La Commission, lancée en octobre dans ce petit pays anglophone d'Afrique de l'Ouest enclavé dans le Sénégal, à l'exception d'une étroite façade côtière prisée des touristes, a débuté ses auditions en janvier.
Yankuba Touray, plusieurs fois ministre sous Yahya Jammeh, a été arrêté samedi à la suite de l'audition la semaine dernière par la TRRC de l'ex-sergent Alagie Kanyi.
Devant la Commission, ce dernier a reconnu avoir participé au meurtre d'autres soldats en novembre 1994 et à celui du ministre des Finances Ousman Koro Ceesay, retrouvé carbonisé dans sa voiture officielle en juin 1995 sur la route conduisant à l'aéroport.
M. Kanyi a également affirmé que Yankuba Touray, impliqué selon lui dans le meurtre du ministre, lui avait dit en janvier de "ne pas s'inquiéter de cette Commission qui ne peut rien lui faire".
Instituée par une loi en décembre 2017 et composée de 11 membres, la TRRC dispose de pouvoirs d'enquête et pourra, au terme de ses travaux prévu dans deux ans, recommander des poursuites ou des réparations, mais pas prononcer de condamnations.

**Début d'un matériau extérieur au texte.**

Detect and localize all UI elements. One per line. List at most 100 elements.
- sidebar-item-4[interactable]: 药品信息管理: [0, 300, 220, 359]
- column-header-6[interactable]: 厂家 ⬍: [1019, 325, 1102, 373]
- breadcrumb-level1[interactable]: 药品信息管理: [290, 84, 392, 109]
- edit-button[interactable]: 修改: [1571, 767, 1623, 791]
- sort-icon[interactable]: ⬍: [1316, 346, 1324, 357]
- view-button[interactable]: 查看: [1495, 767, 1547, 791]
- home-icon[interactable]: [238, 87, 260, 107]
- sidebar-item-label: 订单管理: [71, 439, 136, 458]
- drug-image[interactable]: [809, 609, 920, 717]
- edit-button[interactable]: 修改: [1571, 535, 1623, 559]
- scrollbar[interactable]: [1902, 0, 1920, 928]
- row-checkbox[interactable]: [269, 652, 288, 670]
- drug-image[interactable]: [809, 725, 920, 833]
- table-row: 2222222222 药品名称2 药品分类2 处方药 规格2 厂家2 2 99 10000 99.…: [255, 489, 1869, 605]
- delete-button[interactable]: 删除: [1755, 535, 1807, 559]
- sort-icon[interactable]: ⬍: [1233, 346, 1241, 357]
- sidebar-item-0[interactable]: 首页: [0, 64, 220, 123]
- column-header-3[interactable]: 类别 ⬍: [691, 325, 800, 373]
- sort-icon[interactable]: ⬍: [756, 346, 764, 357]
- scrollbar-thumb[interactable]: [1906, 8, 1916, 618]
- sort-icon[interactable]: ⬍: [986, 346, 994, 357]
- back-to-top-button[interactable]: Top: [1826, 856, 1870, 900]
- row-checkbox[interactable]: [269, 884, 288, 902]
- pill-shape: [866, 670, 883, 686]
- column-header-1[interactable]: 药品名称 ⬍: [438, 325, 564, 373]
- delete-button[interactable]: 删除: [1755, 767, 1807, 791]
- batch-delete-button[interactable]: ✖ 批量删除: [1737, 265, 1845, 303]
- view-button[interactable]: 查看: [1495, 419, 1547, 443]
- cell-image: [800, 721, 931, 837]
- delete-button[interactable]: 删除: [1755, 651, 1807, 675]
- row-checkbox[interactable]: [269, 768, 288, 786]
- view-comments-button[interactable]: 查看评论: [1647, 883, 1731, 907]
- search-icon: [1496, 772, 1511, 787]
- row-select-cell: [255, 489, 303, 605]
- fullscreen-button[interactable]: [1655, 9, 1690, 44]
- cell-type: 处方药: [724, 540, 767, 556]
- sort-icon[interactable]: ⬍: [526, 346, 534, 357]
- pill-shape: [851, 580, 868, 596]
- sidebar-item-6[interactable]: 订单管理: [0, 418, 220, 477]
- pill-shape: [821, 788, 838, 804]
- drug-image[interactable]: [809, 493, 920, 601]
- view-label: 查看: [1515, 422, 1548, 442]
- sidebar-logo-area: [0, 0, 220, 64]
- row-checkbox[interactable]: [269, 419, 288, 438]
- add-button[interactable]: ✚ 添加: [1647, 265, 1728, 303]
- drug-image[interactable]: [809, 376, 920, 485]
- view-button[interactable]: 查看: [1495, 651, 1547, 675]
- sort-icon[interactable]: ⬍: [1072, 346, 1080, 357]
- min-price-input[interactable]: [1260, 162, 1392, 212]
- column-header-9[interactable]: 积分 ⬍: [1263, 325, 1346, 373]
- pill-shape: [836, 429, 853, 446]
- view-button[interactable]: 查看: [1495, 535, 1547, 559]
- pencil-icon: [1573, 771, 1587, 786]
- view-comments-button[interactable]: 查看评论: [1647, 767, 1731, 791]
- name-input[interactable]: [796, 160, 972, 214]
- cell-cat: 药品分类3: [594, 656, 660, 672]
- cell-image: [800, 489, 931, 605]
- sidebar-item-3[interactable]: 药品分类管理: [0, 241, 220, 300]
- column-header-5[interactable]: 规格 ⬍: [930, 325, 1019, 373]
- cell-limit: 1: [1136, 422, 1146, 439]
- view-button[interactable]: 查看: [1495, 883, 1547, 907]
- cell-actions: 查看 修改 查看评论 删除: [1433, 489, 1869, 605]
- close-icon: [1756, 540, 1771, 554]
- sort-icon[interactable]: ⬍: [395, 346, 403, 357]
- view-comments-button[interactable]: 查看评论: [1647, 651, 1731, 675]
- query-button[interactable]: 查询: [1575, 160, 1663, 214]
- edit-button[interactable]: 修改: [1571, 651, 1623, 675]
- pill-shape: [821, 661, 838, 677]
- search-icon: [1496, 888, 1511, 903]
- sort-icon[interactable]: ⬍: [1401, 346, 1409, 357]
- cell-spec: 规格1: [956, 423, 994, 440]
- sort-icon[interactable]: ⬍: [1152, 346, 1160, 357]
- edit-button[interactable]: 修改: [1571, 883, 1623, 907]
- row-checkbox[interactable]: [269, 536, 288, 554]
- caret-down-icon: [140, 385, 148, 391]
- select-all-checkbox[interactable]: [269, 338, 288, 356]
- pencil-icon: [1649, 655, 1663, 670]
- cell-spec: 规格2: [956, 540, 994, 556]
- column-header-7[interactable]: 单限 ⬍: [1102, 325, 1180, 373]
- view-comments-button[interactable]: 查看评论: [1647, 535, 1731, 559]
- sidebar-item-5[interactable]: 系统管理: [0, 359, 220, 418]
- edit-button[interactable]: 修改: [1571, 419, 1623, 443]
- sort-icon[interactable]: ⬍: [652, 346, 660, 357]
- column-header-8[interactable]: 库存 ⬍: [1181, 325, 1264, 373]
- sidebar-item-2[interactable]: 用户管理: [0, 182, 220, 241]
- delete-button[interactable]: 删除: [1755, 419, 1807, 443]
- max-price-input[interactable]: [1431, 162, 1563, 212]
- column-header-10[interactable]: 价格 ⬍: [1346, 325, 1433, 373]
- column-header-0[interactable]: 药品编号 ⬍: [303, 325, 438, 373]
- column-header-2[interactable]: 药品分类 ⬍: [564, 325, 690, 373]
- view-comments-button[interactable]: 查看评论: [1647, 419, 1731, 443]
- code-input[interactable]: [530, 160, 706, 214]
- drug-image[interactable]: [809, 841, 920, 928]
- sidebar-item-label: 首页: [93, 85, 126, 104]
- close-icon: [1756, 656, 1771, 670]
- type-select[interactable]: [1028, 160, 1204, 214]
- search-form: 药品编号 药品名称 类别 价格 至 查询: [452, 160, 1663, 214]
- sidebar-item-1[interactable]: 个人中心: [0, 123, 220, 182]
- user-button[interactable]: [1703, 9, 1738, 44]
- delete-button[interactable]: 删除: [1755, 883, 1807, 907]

Un tribunal de Kanifing (banlieue de Banjul) a inculpé lundi Yankuba Touray d'"actions visant à interférer ou à faire obstruction au travail de la Commission", a déclaré le procureur Almameh Manga.

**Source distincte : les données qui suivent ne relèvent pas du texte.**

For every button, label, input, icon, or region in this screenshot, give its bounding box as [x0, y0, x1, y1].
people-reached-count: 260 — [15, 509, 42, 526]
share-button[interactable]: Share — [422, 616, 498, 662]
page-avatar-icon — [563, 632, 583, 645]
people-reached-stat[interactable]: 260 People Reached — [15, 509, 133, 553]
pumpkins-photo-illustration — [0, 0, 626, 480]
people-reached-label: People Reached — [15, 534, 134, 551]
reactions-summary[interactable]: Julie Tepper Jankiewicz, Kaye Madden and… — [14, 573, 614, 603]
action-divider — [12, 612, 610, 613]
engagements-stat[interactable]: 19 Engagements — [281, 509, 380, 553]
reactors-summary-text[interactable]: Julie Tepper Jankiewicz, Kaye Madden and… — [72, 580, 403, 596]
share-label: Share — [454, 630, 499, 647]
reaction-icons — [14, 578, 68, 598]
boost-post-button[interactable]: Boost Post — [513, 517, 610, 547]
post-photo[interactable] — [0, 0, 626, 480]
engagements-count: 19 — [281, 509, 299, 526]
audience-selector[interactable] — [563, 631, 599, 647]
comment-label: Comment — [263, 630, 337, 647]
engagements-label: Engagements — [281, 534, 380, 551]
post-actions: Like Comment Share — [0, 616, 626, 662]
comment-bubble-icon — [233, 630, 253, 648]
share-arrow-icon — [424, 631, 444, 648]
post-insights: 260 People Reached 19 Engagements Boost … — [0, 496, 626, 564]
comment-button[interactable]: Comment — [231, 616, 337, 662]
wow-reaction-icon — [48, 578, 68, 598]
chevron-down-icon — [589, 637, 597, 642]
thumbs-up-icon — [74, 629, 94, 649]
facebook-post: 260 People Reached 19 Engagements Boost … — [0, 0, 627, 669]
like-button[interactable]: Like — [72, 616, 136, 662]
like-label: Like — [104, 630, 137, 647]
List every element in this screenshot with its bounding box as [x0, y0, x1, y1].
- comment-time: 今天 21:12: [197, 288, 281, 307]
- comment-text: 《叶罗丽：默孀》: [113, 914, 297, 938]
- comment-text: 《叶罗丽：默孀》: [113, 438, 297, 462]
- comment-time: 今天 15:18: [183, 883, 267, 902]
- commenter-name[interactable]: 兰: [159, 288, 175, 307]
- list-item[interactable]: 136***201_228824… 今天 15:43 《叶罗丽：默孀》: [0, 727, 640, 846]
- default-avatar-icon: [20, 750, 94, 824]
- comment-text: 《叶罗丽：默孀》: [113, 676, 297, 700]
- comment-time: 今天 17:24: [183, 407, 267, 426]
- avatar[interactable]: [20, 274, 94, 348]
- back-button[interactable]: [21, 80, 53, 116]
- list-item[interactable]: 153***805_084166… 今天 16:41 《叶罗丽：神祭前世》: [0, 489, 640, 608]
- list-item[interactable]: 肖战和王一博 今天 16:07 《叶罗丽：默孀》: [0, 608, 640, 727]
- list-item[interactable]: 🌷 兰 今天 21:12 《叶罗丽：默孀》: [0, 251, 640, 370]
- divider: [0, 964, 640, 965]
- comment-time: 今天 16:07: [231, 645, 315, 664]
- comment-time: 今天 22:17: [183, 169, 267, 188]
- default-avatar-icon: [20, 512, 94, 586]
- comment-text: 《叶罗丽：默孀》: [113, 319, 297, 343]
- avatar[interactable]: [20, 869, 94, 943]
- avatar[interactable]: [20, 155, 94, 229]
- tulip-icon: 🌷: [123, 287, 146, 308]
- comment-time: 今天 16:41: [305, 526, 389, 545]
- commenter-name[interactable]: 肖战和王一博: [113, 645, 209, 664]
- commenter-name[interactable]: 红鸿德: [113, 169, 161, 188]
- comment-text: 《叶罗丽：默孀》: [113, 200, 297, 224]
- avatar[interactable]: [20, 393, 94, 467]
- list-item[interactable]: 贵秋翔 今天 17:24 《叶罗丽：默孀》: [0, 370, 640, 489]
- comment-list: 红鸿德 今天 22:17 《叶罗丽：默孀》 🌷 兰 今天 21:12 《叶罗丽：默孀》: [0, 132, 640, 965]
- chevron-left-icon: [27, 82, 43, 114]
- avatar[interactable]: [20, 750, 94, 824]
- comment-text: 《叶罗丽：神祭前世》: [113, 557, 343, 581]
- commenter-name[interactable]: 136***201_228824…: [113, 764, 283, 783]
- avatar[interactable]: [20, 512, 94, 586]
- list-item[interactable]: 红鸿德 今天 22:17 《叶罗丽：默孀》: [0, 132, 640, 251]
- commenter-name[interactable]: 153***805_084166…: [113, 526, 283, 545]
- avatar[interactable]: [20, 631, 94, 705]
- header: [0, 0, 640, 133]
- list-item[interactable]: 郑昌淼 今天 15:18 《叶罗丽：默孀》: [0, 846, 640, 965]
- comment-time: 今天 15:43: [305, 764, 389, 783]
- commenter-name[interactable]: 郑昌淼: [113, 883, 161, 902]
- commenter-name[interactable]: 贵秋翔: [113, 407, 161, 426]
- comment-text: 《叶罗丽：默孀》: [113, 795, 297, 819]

L'accusé a plaidé non coupable et a été libéré sous caution avec interdiction de quitter le pays.
C'est la première fois qu'une personne est accusée de subornation de témoins depuis le lancement de la Commission, qui a auditionné depuis janvier 44 témoins dont d'anciens ministres et des militaires.
Les défenseurs des droits humains ont accusé le régime de Yahya Jammeh d'actes systématiques de torture contre des opposants et des journalistes, d'exécutions extra-judiciaires, détentions arbitraires et disparitions forcées.
Parvenu au pouvoir par un putsch sans effusion de sang en 1994, M. Jammeh s'était fait largement élire et réélire sans interruption jusqu'à sa défaite en décembre 2016 face à l'opposant Adama Barrow.
Après six semaines d'une crise à rebondissements provoquée par son refus de céder le pouvoir, il a finalement dû quitter le pays le 21 janvier 2017 pour la Guinée équatoriale à la suite d'une intervention militaire de la Communauté économique des Etats de l'Afrique de l'Ouest (Cédéao) et d'une ultime médiation guinéo-mauritanienne.